Preston & Child Fall On "Sword"
By Harvey Kojan
Gee, we roughly feel like a hypocrite essay this. I'm a Preston/Child completist (individual novels included). I've been active on their Facebook page, where -- distinct other authors -- they've done it a indicate to examination and respond to as many questions and comments as possible. So we feel a some-more personal tie to Doug & Linc than we do with any other authors. we wanted so many to adore this new sense and series.
Alas, "Gideon's Sword" is simply a weakest bid of their careers.
The whole thing feels "short." Short on piece and, especially, sense development. Doug & Linc customarily surpass during respirating life and abyss into their characters. Not here. The CIA representative is a many gross example. But even Gideon, who advantages from a extensive back-story that (somewhat awkwardly) opens a novel, usually doesn't seem "real" to me.
Any novel in this genre requires some Suspension Of (dis)Belief. But this story's "SOB" quotient is off a charts. There's copiousness of page-turning action, though a altogether knowledge is unsatisfying.
If you're usually finding Preston & Child, DON'T start here. They're many improved than this.
Here's anticipating "Gideon's Sword" is merely an instance of a flourishing heedfulness compared with stepping a bit out of your comfort section and formulating a code new sense and series. I'll certain be rooting like ruin that that's a case!
P.S. Please IGNORE any of a reviewer comments about a Kindle book being a "short story." The Kindle book contains a entire, 352-page novel. It also has a Q&A with a authors followed by a reward novel from Brad Meltzer. That's because a Kindle says "38% complete" when we get to a finish of a novel. It is NOT a "rip-off" by any means. As we mentioned above, "Gideon" FEELS short, though that's a biased opinion formed on content, not tangible length.
111 of 123 people found a following examination helpful.
A Fan is Very Disappointed
By stephen kronwith
This is a unequivocally initial novella examination I've ever created and usually a second overall.
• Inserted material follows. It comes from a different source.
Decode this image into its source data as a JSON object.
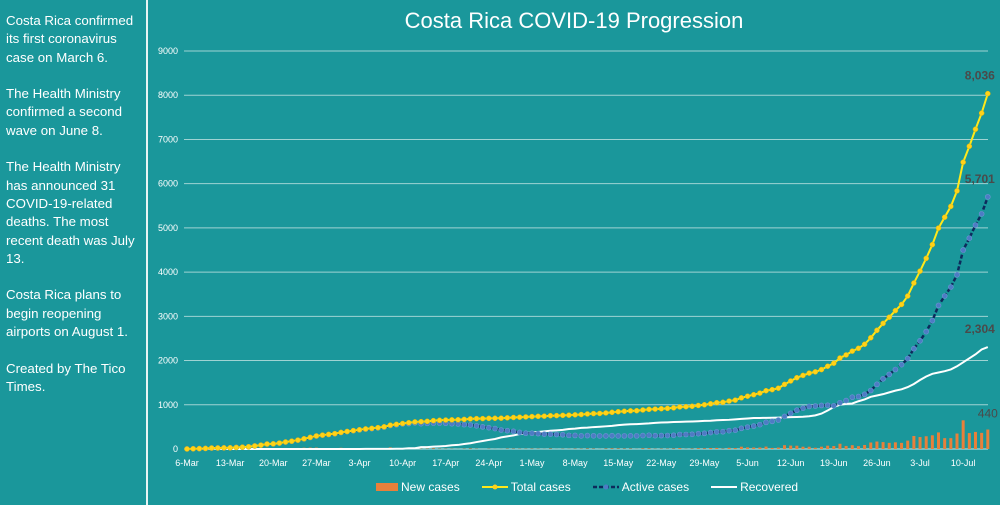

That usually shows how strongly we feel about this book. we have examination all a Preston and Child books and many of their particular ones. While some have been improved than others during slightest we got a sense they gave it a good shot and didn't usually mail it in for a paycheck. All their books make we postpone proof one approach or another, though a volume we had to postpone it in this one was too much. It was usually too unimaginable and too many "twists" that could be seen a mile away. And a crispness of it we consider usually proves that a authors unequivocally usually wanted to holder something out as discerning as possible, substantially to prove their publishers. Their misfortune bid by far. Save your money. Even a best have stinkers now and then. Hopefully a subsequent Pendergast will make adult for it. If not, it's on to other authors.
50 of 60 people found a following examination helpful.
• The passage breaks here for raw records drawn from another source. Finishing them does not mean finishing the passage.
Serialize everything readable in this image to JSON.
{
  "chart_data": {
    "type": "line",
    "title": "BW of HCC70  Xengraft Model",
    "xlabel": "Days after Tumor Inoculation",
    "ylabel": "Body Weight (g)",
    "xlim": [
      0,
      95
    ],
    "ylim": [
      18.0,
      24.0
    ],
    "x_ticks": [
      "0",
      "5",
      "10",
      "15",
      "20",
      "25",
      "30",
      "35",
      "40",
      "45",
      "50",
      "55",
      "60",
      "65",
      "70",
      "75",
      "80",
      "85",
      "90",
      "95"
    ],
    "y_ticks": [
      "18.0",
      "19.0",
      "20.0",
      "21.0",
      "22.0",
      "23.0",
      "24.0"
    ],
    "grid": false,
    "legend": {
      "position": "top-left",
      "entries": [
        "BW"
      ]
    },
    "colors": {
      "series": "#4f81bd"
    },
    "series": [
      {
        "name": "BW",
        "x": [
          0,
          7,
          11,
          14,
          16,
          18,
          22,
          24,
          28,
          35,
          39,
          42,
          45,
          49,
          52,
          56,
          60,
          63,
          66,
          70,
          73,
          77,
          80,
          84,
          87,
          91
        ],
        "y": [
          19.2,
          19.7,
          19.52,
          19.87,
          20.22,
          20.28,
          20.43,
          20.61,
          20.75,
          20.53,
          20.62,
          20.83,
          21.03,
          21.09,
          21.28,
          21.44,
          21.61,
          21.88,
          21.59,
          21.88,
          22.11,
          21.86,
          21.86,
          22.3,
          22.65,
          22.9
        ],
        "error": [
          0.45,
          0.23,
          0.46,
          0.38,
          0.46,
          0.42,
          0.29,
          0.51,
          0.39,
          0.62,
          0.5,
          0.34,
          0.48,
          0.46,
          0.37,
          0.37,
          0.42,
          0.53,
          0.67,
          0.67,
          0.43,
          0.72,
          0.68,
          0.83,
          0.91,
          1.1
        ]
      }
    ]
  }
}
Here's because this book wasn't as good as a rest...
By Smoochy
This book wasn't bad, though it positively wasn't good either. It reads like a muted film tract - no genuine depth, unimaginable twists and turns (like in a bad way), vast amounts of cessation of disbelief. It's no consternation it reads like a film plot... a authors were simply churning out a array to be constructed by Michael Bay, who Paramount chose as executive of a cinema this array has already been purchased for. With all a other Preston and Child books, we have large story lines all going during once. When we finish a chapter, we enter into another storyline. This wasn't a box with this book. You usually keep right on going with a same indicate of perspective - accurately like a film would. It unequivocally takes divided utterly a bit of a suspense.
Overall, this is a discerning fun read. we wish a subsequent books have a bit some-more abyss than this brief story. If you're deliberation this over another of a duo's work, get a other.